Tuesday, August 23, 2016

From Austria to America

This blog post is an interview of Florian Huelbig given by Esther Moerdler, the Communications intern.

Every Austrian man, when he completes high school, must serve his nation either through military service or through volunteer work. Florian Huelbig, Flo, chose to spend his year volunteering abroad. He spent part of his time in the Vienna office of Austrian Service Abroad, an NGO that focuses on memorial and service opportunities abroad for these post-high school young men, 6 months in Barcelona and 6 months right here, at MJH.

Do they teach a lot about WWII and the Holocaust at your high school?
They taught a lot about the Second World War and about the humiliation of Jews and the concentration camps. They focused mostly on Jews, but we hardly learned about the genocide of the Roma. I really wanted to learn new things and be an advocate, and make the world better.

What made you choose coming here versus going to the army?
I wanted to do something sustainable after graduating high school. I was always interested in studying the Holocaust and Roma culture. So I went to Barcelona for the first half of the year, where I worked for a Roma organization and the second half is here, working with my second focus.

What have you gotten to do here so far?
My main duties are translating and summarizing audio testimonies for the Collections & Exhibitions department. I also do research and help with the database. I try to help where I can.

What is one of the most interesting things you’ve learned while being here at the museum?
Now I’ve been measuring artifacts. They’re so interesting and mostly in German, so I can read them easily. It’s interesting and sometimes it’s a little…I’ll hold a bullet and know that this bullet killed people. It’s a little uncomfortable. It’s interesting to see all the things that people have donated to the museum.

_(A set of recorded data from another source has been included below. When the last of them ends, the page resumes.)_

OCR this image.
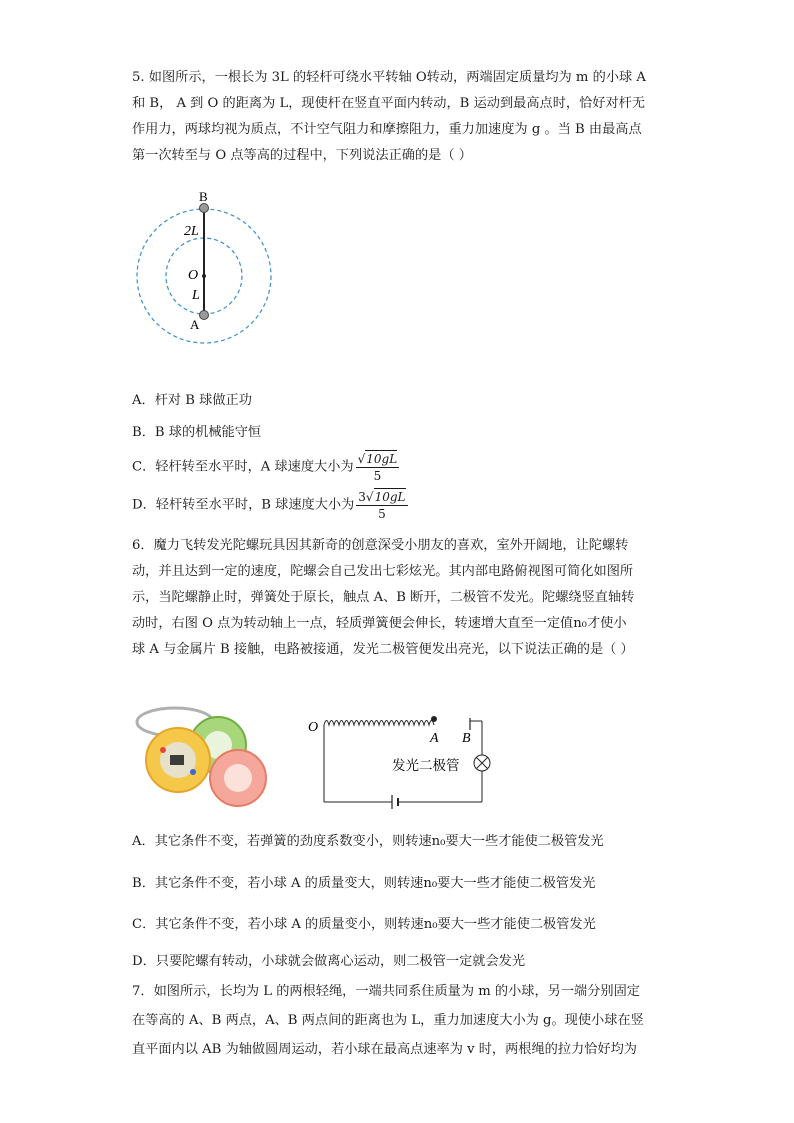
5. 如图所示，一根长为 3L 的轻杆可绕水平转轴 O转动，两端固定质量均为 m 的小球 A

和 B， A 到 O 的距离为 L，现使杆在竖直平面内转动，B 运动到最高点时，恰好对杆无

作用力，两球均视为质点，不计空气阻力和摩擦阻力，重力加速度为 g 。当 B 由最高点

第一次转至与 O 点等高的过程中，下列说法正确的是（ ）

B
2L
O
L
A

A．杆对 B 球做正功

B．B 球的机械能守恒

C．轻杆转至水平时，A 球速度大小为 $\frac{√10gL}{5}$
D．轻杆转至水平时，B 球速度大小为 $\frac{3√10gL}{5}$

6．魔力飞转发光陀螺玩具因其新奇的创意深受小朋友的喜欢，室外开阔地，让陀螺转

动，并且达到一定的速度，陀螺会自己发出七彩炫光。其内部电路俯视图可简化如图所

示，当陀螺静止时，弹簧处于原长，触点 A、B 断开，二极管不发光。陀螺绕竖直轴转

动时，右图 O 点为转动轴上一点，轻质弹簧便会伸长，转速增大直至一定值n₀才使小

球 A 与金属片 B 接触，电路被接通，发光二极管便发出亮光，以下说法正确的是（ ）

O
A B
发光二极管

A．其它条件不变，若弹簧的劲度系数变小，则转速n₀要大一些才能使二极管发光

B．其它条件不变，若小球 A 的质量变大，则转速n₀要大一些才能使二极管发光

C．其它条件不变，若小球 A 的质量变小，则转速n₀要大一些才能使二极管发光

D．只要陀螺有转动，小球就会做离心运动，则二极管一定就会发光

7．如图所示，长均为 L 的两根轻绳，一端共同系住质量为 m 的小球，另一端分别固定

在等高的 A、B 两点，A、B 两点间的距离也为 L，重力加速度大小为 g。现使小球在竖

直平面内以 AB 为轴做圆周运动，若小球在最高点速率为 v 时，两根绳的拉力恰好均为
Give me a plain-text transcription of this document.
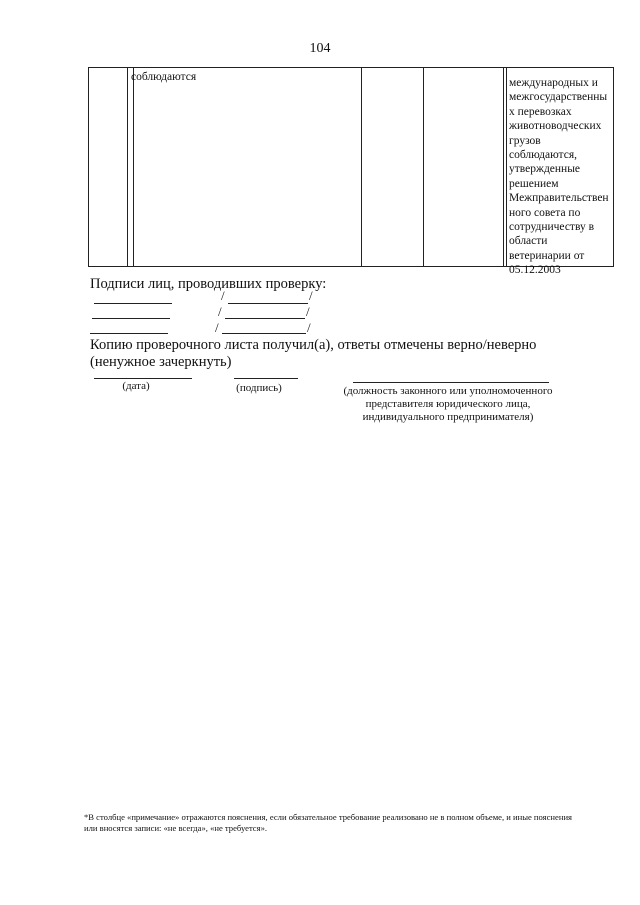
104
соблюдаются	международных и
межгосударственны
х перевозках
животноводческих
грузов
соблюдаются,
утвержденные
решением
Межправительствен
ного совета по
сотрудничеству в
области
ветеринарии от
05.12.2003
Подписи лиц, проводивших проверку:
/	/
/	/
/	/
Копию проверочного листа получил(а), ответы отмечены верно/неверно (ненужное зачеркнуть)
(дата)	(подпись)	(должность законного или уполномоченного представителя юридического лица, индивидуального предпринимателя)
*В столбце «примечание» отражаются пояснения, если обязательное требование реализовано не в полном объеме, и иные пояснения или вносятся записи: «не всегда», «не требуется».
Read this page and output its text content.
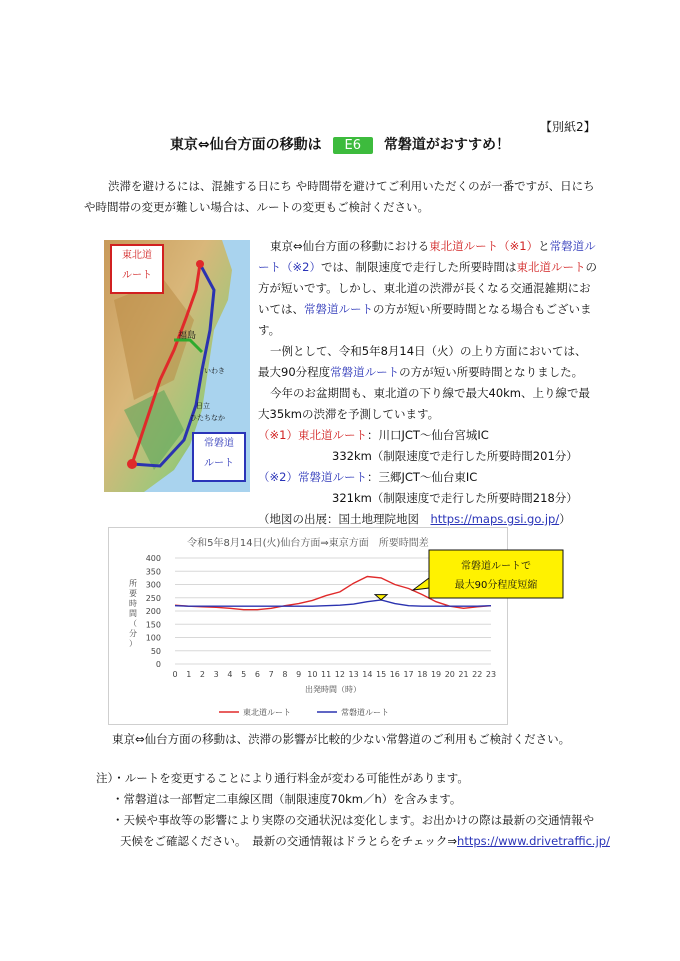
【別紙2】
東京⇔仙台方面の移動は E6 常磐道がおすすめ！
渋滞を避けるには、混雑する日にち や時間帯を避けてご利用いただくのが一番ですが、日にちや時間帯の変更が難しい場合は、ルートの変更もご検討ください。
福島
いわき
日立
ひたちなか
東北道
ルート
常磐道
ルート
東京⇔仙台方面の移動における東北道ルート（※1）と常磐道ルート（※2）では、制限速度で走行した所要時間は東北道ルートの方が短いです。しかし、東北道の渋滞が長くなる交通混雑期においては、常磐道ルートの方が短い所要時間となる場合もございます。
一例として、令和5年8月14日（火）の上り方面においては、最大90分程度常磐道ルートの方が短い所要時間となりました。
今年のお盆期間も、東北道の下り線で最大40km、上り線で最大35kmの渋滞を予測しています。
（※1）東北道ルート：川口JCT～仙台宮城IC
332km（制限速度で走行した所要時間201分）
（※2）常磐道ルート：三郷JCT～仙台東IC
321km（制限速度で走行した所要時間218分）
（地図の出展：国土地理院地図　https://maps.gsi.go.jp/）
令和5年8月14日(火)仙台方面⇒東京方面　所要時間差
0
50
100
150
200
250
300
350
400
所
要
時
間
（
分
）
0 1 2 3 4 5 6 7 8 9 10 11 12 13 14 15 16 17 18 19 20 21 22 23
出発時間（時）
東北道ルート	常磐道ルート
常磐道ルートで
最大90分程度短縮
東京⇔仙台方面の移動は、渋滞の影響が比較的少ない常磐道のご利用もご検討ください。
注）・ルートを変更することにより通行料金が変わる可能性があります。
・常磐道は一部暫定二車線区間（制限速度70km／h）を含みます。
・天候や事故等の影響により実際の交通状況は変化します。お出かけの際は最新の交通情報や
天候をご確認ください。　最新の交通情報はドラとらをチェック⇒https://www.drivetraffic.jp/
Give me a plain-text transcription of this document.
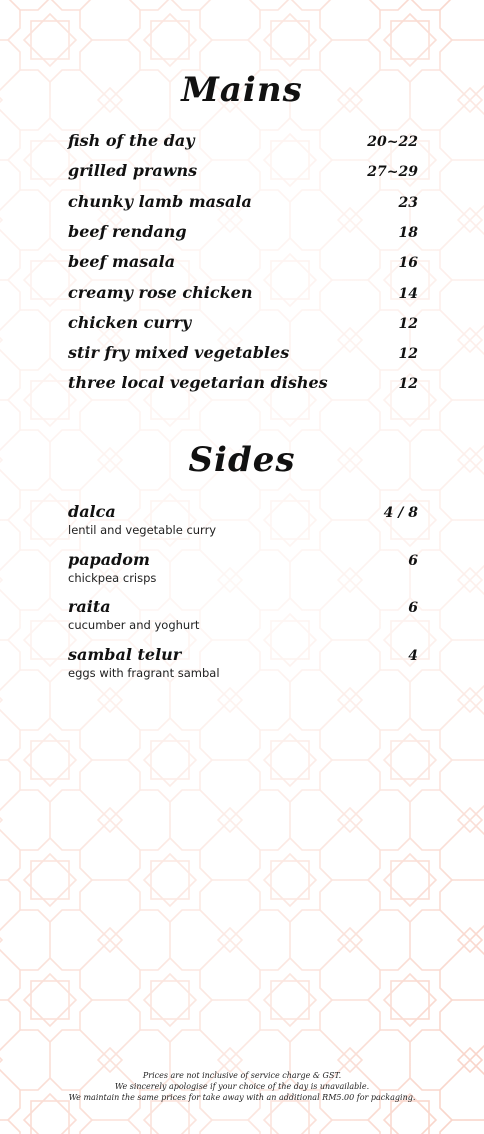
Mains
fish of the day	20~22
grilled prawns	27~29
chunky lamb masala	23
beef rendang	18
beef masala	16
creamy rose chicken	14
chicken curry	12
stir fry mixed vegetables	12
three local vegetarian dishes	12
Sides
dalca	4 / 8
lentil and vegetable curry
papadom	6
chickpea crisps
raita	6
cucumber and yoghurt
sambal telur	4
eggs with fragrant sambal
Prices are not inclusive of service charge & GST.
We sincerely apologise if your choice of the day is unavailable.
We maintain the same prices for take away with an additional RM5.00 for packaging.
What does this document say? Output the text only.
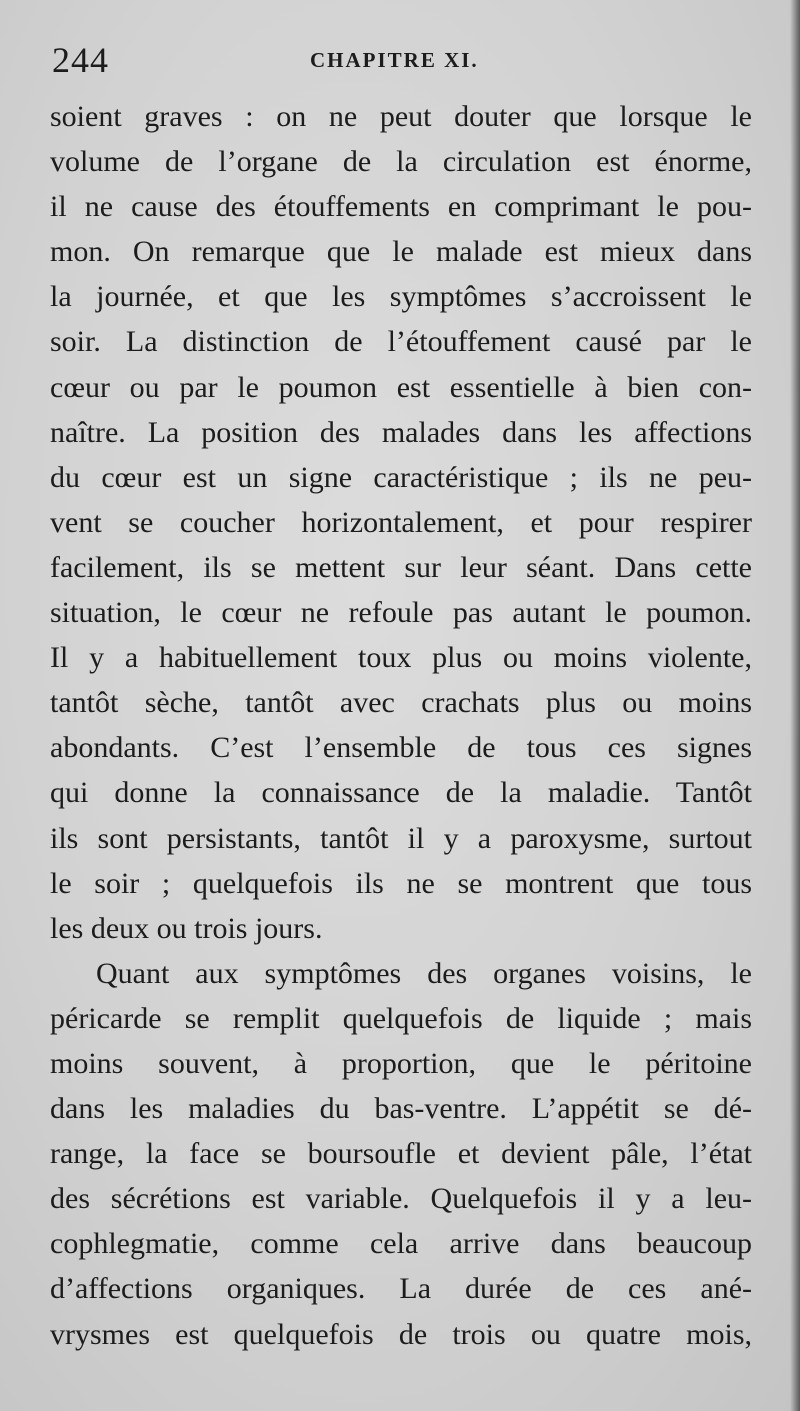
244	CHAPITRE XI.
soient graves : on ne peut douter que lorsque le
volume de l’organe de la circulation est énorme,
il ne cause des étouffements en comprimant le pou-
mon. On remarque que le malade est mieux dans
la journée, et que les symptômes s’accroissent le
soir. La distinction de l’étouffement causé par le
cœur ou par le poumon est essentielle à bien con-
naître. La position des malades dans les affections
du cœur est un signe caractéristique ; ils ne peu-
vent se coucher horizontalement, et pour respirer
facilement, ils se mettent sur leur séant. Dans cette
situation, le cœur ne refoule pas autant le poumon.
Il y a habituellement toux plus ou moins violente,
tantôt sèche, tantôt avec crachats plus ou moins
abondants. C’est l’ensemble de tous ces signes
qui donne la connaissance de la maladie. Tantôt
ils sont persistants, tantôt il y a paroxysme, surtout
le soir ; quelquefois ils ne se montrent que tous
les deux ou trois jours.
Quant aux symptômes des organes voisins, le
péricarde se remplit quelquefois de liquide ; mais
moins souvent, à proportion, que le péritoine
dans les maladies du bas-ventre. L’appétit se dé-
range, la face se boursoufle et devient pâle, l’état
des sécrétions est variable. Quelquefois il y a leu-
cophlegmatie, comme cela arrive dans beaucoup
d’affections organiques. La durée de ces ané-
vrysmes est quelquefois de trois ou quatre mois,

Did you come here with other people?
No. I came here with no one.

How has that been?
It’s been really exciting. I’ve enjoyed living alone for the first time and making new friends. It has been super awesome. I’m glad I came here alone. It’s just a proof that I can survive on my own.

How do you like NYC?
It’s great. I really like it so far. Sometimes it’s a little too big and stressed out. I’m more the type to chill a little bit, not the type to stress. It’s NYC; you can’t compare any other city to NYC.

What’s your favorite part of the city?
I think it’s the Meatpacking District because it’s so cool with its many restaurants. It’s not really hipster, it’s just modern and has a lot of young people there. I like the shopping there too. I like Williamsburg as well. It’s cool, you meet interesting people there.

What’s the craziest thing that’s happened to you in the city?
So I visited a friend in Brooklyn and after my visit I went to a barber nearby on Bedford Street. It was at like 9 o’clock PM. The barber turned to me after and said, “Don’t cross the street, if you do you’ll get robbed.” I was like, “what?!” and she said, “Trust me trust me, don’t cross the street.” It was crazy. Every city is at some point dangerous, but it was just unexpected. I went to the barber and after I couldn’t cross the street. That had never happened to me before.  

What do you have planned after this?
I’m going after this to South America trip for a few weeks after this. I’m going to Mexico, Lima, Costa Rica, Cuba, and after that Buenos Aires. I have a friend who is doing the same program but in Costa Rica doing service there. This is my first time in South America and first time in America as well. It’s been a whole new experience. Next year I will go to university in Vienna, well in a suburb of Vienna. I’m going to study audio and film. I want to make documentary films. I like the idea of learning from the movie you’re seeing. I’m open for anything though. I’m just excited for the experience.

If you could give one piece of advice to someone who is coming to New York from, let’s say Austria, what would it be?
If it was someone coming from Austria, which is a pretty small country, they wouldn’t necessarily know about big cities like New York. I think they have to take their time and not be stressed out by the City, just enjoy it.

Any final thoughts?
I’ve really enjoyed my time abroad, especially at the museum. Everyone has been so kind to me. If I had the opportunity to come here again, I’d definitely do it.